Egalement directrice du Théâtre La Pépinière, à Paris, Caroline Verdu a alerté sur les conséquences de cette censure, qu’elle qualifie d’« insidieuse » : « On sent poindre la fracture entre les grandes villes et les autres, comme si une partie de la population devait être préservée. Mais préservée de quoi, au juste ? De la diversité, du féminisme, de l’homosexualité, de l’inclusion, du partage ? Une partie de la population française ne devrait plus avoir accès qu’au pur divertissement ? C’est infantilisant, bêtifiant, méprisant pour certains de nos concitoyens. »

« Trop irrévérencieux »

Désormais, suivant la thématique abordée sur scène, le succès d’une pièce à Paris ou au « off » du Festival d’Avignon ne serait plus un gage de tournée en province. Exemple emblématique : Passeport, la dernière création du réputé Alexis Michalik, consacrée à l’itinéraire de migrants et de réfugiés.
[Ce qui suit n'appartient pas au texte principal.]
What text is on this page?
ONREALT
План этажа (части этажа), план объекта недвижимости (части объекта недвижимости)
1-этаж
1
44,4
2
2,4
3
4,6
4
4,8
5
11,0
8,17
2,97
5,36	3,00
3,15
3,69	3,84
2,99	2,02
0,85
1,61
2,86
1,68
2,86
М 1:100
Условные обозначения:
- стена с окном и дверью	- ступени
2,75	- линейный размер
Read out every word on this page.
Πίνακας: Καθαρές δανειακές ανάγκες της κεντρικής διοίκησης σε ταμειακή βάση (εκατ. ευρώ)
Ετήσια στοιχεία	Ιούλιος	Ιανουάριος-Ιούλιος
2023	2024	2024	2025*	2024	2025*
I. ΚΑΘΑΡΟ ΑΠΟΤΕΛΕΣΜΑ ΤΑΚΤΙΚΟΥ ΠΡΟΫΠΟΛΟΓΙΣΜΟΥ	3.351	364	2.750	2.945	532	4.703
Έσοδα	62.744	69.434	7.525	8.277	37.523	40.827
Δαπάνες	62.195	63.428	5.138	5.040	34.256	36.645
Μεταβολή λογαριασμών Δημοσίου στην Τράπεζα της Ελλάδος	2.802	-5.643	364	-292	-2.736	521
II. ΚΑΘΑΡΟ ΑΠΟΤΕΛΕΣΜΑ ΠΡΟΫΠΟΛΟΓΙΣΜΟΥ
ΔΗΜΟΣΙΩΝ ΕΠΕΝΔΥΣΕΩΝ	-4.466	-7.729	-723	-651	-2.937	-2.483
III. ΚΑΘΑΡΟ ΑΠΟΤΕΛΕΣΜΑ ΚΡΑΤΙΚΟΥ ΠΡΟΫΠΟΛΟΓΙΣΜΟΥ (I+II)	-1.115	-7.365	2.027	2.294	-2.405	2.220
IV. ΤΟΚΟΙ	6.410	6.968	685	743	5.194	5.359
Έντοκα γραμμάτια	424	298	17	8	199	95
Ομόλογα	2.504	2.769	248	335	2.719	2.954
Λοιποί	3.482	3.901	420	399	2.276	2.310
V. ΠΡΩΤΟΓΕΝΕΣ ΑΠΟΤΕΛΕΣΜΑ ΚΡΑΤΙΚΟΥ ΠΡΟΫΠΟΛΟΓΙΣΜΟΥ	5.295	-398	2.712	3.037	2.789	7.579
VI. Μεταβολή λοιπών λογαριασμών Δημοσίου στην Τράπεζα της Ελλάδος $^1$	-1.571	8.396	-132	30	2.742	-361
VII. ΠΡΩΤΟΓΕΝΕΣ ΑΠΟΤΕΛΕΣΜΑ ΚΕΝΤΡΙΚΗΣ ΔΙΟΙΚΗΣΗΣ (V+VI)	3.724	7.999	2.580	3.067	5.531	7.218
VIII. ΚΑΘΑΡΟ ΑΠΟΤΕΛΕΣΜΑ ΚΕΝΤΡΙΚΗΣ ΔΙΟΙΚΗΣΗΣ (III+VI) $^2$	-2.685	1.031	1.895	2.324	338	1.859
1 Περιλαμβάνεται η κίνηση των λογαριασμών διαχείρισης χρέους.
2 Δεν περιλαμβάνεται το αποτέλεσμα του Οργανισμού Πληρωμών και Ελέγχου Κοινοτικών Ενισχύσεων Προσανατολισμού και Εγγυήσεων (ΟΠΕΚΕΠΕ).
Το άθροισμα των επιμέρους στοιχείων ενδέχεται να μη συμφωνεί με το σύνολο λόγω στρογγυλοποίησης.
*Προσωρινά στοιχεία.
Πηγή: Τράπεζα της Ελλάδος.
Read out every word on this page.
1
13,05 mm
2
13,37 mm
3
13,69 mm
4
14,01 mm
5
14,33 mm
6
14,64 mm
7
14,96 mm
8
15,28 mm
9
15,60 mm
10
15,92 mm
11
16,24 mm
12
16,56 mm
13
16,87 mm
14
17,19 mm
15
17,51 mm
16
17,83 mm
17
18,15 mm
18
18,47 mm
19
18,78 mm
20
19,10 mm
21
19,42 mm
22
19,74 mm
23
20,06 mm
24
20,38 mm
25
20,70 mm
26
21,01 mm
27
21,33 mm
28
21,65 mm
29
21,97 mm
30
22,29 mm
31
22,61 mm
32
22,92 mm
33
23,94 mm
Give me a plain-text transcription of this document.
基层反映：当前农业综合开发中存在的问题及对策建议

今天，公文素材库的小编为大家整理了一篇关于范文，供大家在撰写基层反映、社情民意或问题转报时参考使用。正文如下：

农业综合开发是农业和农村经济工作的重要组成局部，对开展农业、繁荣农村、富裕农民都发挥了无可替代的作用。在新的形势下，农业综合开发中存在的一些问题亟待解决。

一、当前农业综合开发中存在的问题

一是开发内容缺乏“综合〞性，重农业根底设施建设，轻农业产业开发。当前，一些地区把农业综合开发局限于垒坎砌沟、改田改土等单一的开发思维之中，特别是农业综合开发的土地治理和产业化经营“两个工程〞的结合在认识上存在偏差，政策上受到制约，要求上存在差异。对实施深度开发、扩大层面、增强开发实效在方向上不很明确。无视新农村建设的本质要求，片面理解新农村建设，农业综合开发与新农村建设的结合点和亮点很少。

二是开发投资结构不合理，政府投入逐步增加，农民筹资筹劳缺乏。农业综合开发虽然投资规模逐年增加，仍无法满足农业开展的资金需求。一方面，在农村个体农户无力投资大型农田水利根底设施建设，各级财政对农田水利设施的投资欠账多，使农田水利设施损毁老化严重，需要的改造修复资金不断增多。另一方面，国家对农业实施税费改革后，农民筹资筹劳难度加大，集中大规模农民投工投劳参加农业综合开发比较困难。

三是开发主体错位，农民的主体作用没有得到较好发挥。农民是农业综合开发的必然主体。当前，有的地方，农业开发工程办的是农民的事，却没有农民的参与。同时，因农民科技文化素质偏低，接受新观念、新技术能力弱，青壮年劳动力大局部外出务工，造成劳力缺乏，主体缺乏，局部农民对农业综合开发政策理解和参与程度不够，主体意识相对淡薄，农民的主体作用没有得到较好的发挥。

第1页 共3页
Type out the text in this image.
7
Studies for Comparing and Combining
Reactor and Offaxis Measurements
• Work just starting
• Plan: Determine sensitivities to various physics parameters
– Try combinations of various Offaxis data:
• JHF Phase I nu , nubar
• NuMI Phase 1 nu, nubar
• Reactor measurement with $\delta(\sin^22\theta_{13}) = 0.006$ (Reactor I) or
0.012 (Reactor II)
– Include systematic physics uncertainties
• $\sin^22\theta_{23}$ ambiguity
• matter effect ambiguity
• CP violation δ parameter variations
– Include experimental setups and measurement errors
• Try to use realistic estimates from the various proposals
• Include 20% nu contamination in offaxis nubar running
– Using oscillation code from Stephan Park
Alors que cette pièce attire depuis plusieurs mois un public nombreux dans la capitale, « 15 % à 20 % des dates prévues dans des théâtres municipaux ne se feront pas à cause de son sujet », assure Camille Torre, cofondateur d’ACME, société de production de théâtre privé. « Plusieurs programmateurs avaient posé une option ferme, puis nous ont rappelés pour annuler, à cause du veto de l’équipe municipale », regrette-t-il. « La simple raison est que ce spectacle parle de manière positive de l’immigration au moment où les partis les plus réactionnaires la brandissent comme un épouvantail, comme si tous nos malheurs venaient de là », considère Alexis Michalik.